India akan bangun PLTA di Nepal

Sungai di Nepal
Keterangan gambar, Nepal ingin meningkatkan investasi PLTA sebesar US$7 miliar dalam lima tahun mendatang.

Nepal sudah memberi izin kepada sebuah perusahaan India untuk membangun pembangkit listrik tenaga air berkekuatan 900 megawatt.

Hal tersebut disampaikan Menteri Kehakiman Nepal, Narahari Archarya, ditengah-tengah kedatangan para pemimpin Asia Selatan -termasuk Perdana Menteri India, Narendra Modi- untuk pertemuan puncak di Khatmandu yang akan ditutup 27 November.

Kesepakatan kedua negara dalam pembangunan pembangkit listrik itu dilaporkan mencapai US$1 miliar.

"Kami sudah mensahkan kesepakatan Arun III. Akan ditandatangani pekan ini dengan sebuah perusahaan India," jelas Narahari Archarya kepada kantor berita Reuters setelah pertemuan kabinet, Selasa 25 November.

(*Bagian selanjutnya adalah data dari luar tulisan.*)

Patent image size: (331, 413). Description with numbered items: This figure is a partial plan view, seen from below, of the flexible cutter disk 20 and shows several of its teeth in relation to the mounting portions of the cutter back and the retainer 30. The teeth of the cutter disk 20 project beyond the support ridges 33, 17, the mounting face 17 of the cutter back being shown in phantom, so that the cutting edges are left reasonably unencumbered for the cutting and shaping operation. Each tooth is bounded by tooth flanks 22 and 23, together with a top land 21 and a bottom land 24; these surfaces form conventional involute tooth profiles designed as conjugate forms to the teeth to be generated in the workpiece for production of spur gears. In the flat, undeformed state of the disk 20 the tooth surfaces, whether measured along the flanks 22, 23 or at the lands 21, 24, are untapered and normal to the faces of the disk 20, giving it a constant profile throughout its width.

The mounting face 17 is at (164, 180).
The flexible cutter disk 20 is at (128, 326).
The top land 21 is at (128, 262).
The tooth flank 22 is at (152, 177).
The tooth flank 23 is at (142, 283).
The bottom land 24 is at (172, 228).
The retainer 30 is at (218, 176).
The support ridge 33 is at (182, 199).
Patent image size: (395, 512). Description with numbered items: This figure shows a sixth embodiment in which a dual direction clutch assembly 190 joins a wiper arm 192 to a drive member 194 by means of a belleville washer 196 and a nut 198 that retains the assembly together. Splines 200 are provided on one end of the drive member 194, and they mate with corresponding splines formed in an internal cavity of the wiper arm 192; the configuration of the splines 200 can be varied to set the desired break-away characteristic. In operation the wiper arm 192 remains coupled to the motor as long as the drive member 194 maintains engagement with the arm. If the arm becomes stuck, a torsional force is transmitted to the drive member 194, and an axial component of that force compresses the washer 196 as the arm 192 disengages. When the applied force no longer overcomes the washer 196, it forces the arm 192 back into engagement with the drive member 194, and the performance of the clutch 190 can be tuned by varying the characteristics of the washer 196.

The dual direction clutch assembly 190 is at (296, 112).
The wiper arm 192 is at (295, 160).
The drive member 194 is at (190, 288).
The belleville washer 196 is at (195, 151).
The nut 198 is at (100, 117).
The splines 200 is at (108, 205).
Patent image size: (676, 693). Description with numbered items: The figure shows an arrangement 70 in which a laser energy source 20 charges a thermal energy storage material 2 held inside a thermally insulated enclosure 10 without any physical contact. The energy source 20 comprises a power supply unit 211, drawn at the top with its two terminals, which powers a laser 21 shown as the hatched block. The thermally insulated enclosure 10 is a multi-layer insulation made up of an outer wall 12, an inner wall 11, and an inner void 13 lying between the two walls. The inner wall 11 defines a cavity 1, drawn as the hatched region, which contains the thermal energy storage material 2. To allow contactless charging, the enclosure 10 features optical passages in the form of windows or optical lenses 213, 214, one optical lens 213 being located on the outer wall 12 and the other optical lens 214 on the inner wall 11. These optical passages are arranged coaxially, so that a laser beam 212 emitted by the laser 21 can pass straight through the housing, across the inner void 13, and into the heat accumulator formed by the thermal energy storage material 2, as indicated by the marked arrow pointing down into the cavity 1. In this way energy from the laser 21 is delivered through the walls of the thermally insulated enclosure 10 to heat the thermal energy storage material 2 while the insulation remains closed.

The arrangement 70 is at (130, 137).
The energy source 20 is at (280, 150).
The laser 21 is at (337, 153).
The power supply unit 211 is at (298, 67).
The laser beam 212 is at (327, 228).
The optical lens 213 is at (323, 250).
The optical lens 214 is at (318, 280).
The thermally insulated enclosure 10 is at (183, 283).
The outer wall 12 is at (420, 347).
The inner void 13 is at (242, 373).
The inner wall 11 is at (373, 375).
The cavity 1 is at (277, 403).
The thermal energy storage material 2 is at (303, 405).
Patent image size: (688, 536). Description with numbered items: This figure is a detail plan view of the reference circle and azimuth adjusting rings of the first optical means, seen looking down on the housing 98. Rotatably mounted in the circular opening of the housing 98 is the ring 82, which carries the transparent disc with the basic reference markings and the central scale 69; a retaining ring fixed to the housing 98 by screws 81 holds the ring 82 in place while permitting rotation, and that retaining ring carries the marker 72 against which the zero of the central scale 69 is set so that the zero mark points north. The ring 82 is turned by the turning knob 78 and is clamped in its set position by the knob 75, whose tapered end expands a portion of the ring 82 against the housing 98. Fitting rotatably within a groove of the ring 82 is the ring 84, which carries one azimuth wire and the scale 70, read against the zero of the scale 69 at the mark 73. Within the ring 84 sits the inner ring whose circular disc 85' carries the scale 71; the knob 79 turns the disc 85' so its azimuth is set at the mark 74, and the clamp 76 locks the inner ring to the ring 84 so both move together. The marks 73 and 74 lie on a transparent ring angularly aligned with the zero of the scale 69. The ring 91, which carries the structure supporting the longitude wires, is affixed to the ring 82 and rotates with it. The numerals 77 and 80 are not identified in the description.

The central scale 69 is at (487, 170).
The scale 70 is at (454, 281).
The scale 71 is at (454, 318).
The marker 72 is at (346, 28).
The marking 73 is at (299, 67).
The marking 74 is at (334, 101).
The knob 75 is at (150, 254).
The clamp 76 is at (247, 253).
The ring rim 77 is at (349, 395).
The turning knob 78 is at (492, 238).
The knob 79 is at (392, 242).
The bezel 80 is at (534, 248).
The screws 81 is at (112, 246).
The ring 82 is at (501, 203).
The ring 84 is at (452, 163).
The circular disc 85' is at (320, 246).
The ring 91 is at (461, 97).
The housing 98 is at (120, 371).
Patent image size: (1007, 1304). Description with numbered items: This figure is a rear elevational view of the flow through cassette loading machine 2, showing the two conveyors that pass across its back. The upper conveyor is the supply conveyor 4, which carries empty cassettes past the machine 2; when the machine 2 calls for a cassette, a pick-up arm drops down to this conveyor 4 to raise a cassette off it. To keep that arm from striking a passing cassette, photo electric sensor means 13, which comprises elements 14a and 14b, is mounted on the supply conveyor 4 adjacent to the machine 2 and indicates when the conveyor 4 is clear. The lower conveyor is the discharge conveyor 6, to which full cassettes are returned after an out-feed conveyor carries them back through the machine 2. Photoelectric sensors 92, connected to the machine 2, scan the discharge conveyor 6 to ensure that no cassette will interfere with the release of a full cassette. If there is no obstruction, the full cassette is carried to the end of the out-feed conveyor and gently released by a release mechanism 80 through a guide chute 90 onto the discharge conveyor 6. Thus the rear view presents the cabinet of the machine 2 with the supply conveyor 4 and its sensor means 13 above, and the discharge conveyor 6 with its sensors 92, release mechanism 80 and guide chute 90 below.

Perusahaan-perusahaan India berupaya menanam modal miliaran dolar di Nepal setelah penandatanganan pakta perdagangan energi yang ditandatangani bulan lalu.

Khatmandu

Sumber gambar, Reuters

Keterangan gambar, Persetujuan diumumkan saat para pemimpin Asia Selatan tiba di Khatmandu untuk pertemuan puncak.

Dengan kesepakatan terbaru ini, maka pemerintah Nepal akan mendapat energi gratis dengan memanfaatkan Sungai Arun sementara India mendapat pasokan energi tambahan dari sumber air di negara tetangganya.

Pemerintah Nepal ingin mengembangkan potensi pembangkit listrik tenaga airnya dengan investasi U$7 miliar untuk lima tahun ke depan.

Para wartawan melaporkan bahwa belakangan ini India berupaya untuk meningkatkan pengaruhnya di Nepal bersamaan dengan upaya Cina untuk lebih aktif di sana.

Sebuah perusahaan negara Cina, Three Gorges International Corp, saat ini dilaporkan sedang berunding untuk membangun pembangkit listrik di Sungai Seti Barat dengan kapasitas 750 megawatt senilai $1,6 miliar.